Results: Of 451 SAMMPRIS subjects, baseline MRI included DWI in 309 (69%) with FLAIR in 293 (65%). Ischemic lesion burden on baseline FLAIR was median 2.7 cc (0-87.0) cc, with greater extent in those older than 60 years (p=0.03) and those on anti-thrombotics (p=0.01). Increased FLAIR lesion burden showed a trend towards worse collateral status by angiography (p=0.10). The presence of FVH in 72/194 (37%) anterior circulation stenoses reflected more robust collateral status (p=0.002). Corresponding baseline DWI lesion volume was median 5.16 cc (range 0-71.8). Baseline FLAIR lesion burden predicted subsequent stroke in the territory (HR 1.028 [95% CI 1.013-1.043], p=0.0002) in both medical and endovascular therapy arms, whereas baseline DWI size was not predictive of subsequent stroke in the territory. Serial FLAIR in the medical arm revealed interval burden growth in 31/47 (66%), whereas only 13/47 (28%) had clinical stroke outcomes.
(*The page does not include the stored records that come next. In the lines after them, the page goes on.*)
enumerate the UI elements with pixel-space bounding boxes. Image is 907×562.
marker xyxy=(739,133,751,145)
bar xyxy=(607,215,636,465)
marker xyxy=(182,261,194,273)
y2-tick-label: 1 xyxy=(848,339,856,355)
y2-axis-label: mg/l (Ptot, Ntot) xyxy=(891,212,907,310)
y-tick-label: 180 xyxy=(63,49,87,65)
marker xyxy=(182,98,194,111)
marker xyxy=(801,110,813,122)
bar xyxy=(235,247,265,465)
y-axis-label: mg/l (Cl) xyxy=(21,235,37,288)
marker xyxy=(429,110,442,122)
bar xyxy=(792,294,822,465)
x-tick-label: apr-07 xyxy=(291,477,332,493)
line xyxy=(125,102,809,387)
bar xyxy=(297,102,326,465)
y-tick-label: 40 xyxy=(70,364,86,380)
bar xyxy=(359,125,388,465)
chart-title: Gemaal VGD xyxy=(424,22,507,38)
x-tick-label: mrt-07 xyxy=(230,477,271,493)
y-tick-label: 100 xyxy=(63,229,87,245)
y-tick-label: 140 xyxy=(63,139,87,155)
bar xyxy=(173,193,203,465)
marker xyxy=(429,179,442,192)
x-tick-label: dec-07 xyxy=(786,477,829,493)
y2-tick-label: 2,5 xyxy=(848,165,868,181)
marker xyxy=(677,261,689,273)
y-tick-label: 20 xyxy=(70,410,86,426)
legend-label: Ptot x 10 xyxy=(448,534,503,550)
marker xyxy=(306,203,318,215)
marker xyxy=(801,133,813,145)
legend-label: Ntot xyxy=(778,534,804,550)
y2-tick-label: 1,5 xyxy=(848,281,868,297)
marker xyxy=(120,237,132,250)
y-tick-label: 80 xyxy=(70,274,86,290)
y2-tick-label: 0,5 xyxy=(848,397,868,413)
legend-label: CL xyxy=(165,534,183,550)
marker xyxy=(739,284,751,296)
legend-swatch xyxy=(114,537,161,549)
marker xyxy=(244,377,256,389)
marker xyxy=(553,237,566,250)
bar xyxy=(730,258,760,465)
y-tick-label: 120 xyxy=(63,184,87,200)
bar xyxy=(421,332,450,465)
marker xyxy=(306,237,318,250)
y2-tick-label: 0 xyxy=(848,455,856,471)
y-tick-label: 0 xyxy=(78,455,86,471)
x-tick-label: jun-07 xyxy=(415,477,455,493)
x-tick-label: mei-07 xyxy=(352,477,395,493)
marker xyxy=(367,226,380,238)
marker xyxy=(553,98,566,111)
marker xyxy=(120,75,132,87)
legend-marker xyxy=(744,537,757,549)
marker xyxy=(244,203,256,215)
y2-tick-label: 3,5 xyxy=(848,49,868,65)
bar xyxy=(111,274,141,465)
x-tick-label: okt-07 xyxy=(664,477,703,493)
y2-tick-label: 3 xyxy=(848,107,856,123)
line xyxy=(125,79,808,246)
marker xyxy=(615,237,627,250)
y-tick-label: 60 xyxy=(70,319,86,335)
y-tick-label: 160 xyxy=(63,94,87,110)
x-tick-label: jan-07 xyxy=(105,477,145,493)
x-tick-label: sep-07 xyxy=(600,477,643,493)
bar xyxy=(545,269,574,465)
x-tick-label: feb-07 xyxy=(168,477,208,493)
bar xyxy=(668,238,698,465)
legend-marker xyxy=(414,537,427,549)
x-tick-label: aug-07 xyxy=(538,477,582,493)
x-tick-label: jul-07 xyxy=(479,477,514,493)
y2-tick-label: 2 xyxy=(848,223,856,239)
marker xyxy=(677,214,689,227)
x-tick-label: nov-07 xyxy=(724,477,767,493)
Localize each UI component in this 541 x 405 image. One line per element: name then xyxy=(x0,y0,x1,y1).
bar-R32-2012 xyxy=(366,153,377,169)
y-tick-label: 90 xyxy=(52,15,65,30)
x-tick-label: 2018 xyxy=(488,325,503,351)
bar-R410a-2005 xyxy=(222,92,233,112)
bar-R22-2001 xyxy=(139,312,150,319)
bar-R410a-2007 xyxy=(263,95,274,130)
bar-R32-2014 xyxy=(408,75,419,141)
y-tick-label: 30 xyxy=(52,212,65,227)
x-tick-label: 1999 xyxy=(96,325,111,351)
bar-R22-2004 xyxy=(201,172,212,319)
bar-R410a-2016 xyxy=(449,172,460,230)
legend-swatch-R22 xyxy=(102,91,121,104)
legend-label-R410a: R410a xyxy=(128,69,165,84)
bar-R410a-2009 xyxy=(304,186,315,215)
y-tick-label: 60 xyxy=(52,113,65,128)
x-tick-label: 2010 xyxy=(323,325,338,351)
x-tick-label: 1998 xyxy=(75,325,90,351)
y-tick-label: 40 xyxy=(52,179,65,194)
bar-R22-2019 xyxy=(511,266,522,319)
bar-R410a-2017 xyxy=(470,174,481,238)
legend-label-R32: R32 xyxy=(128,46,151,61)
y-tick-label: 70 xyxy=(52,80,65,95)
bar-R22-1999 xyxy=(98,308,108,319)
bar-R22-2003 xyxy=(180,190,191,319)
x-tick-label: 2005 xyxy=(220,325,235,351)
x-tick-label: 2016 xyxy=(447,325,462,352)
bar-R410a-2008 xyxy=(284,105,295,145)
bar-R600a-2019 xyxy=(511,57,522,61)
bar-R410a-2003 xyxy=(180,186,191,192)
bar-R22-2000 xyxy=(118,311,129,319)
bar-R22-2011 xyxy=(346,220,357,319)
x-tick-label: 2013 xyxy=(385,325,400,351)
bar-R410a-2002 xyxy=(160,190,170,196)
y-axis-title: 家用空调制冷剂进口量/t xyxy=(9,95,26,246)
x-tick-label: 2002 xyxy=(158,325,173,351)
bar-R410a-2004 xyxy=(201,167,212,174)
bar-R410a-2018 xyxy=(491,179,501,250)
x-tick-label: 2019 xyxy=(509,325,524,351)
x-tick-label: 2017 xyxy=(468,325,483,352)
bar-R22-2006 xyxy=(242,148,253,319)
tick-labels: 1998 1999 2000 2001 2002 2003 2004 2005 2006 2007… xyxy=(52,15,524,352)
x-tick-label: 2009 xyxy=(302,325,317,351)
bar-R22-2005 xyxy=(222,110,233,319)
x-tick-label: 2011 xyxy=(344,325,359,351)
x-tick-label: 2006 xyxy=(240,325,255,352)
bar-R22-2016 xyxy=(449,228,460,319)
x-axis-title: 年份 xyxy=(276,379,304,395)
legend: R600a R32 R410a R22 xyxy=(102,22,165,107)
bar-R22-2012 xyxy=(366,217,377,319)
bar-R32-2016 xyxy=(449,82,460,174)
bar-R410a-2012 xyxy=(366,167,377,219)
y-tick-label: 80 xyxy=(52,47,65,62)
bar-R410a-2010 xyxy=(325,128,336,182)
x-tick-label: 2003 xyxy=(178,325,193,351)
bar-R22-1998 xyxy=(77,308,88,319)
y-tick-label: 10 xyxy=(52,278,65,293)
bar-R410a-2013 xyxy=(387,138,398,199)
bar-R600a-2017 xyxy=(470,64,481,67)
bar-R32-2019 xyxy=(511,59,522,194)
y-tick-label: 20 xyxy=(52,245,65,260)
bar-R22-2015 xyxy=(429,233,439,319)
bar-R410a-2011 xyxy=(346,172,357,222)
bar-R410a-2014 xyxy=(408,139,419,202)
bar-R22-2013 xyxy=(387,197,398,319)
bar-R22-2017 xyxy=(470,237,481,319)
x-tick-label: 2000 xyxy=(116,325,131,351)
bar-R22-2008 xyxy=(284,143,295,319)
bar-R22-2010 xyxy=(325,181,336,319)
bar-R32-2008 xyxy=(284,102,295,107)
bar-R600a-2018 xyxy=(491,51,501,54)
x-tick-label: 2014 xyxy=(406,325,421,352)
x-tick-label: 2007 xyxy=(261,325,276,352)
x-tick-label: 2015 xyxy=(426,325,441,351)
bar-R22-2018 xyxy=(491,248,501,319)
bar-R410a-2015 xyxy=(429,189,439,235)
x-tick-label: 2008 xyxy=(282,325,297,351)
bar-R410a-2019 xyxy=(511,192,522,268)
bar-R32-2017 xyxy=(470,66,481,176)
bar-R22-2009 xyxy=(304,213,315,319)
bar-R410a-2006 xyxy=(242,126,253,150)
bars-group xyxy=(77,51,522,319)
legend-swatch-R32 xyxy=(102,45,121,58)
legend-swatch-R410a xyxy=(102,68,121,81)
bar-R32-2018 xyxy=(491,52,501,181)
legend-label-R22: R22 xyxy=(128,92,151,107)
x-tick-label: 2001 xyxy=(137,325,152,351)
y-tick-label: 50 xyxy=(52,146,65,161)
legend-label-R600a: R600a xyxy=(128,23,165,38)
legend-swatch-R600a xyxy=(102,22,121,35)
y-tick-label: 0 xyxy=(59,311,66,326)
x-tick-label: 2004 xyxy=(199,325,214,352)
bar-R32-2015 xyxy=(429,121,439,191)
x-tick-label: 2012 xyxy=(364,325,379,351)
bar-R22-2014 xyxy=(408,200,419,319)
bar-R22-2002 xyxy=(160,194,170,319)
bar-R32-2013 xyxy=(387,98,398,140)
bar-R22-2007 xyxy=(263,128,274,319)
Conclusions: FLAIR MRI is a potent biomarker of ischemic lesion burden that reflects prior strokes and collateral status. Baseline FLAIR lesion burden throughout the brain may identify stroke risk in intracranial atherosclerosis. “Silent” ischemic lesion progression on serial MRI in this study may have clinical sequelae, such as cognitive impairment, and deserves greater scrutiny.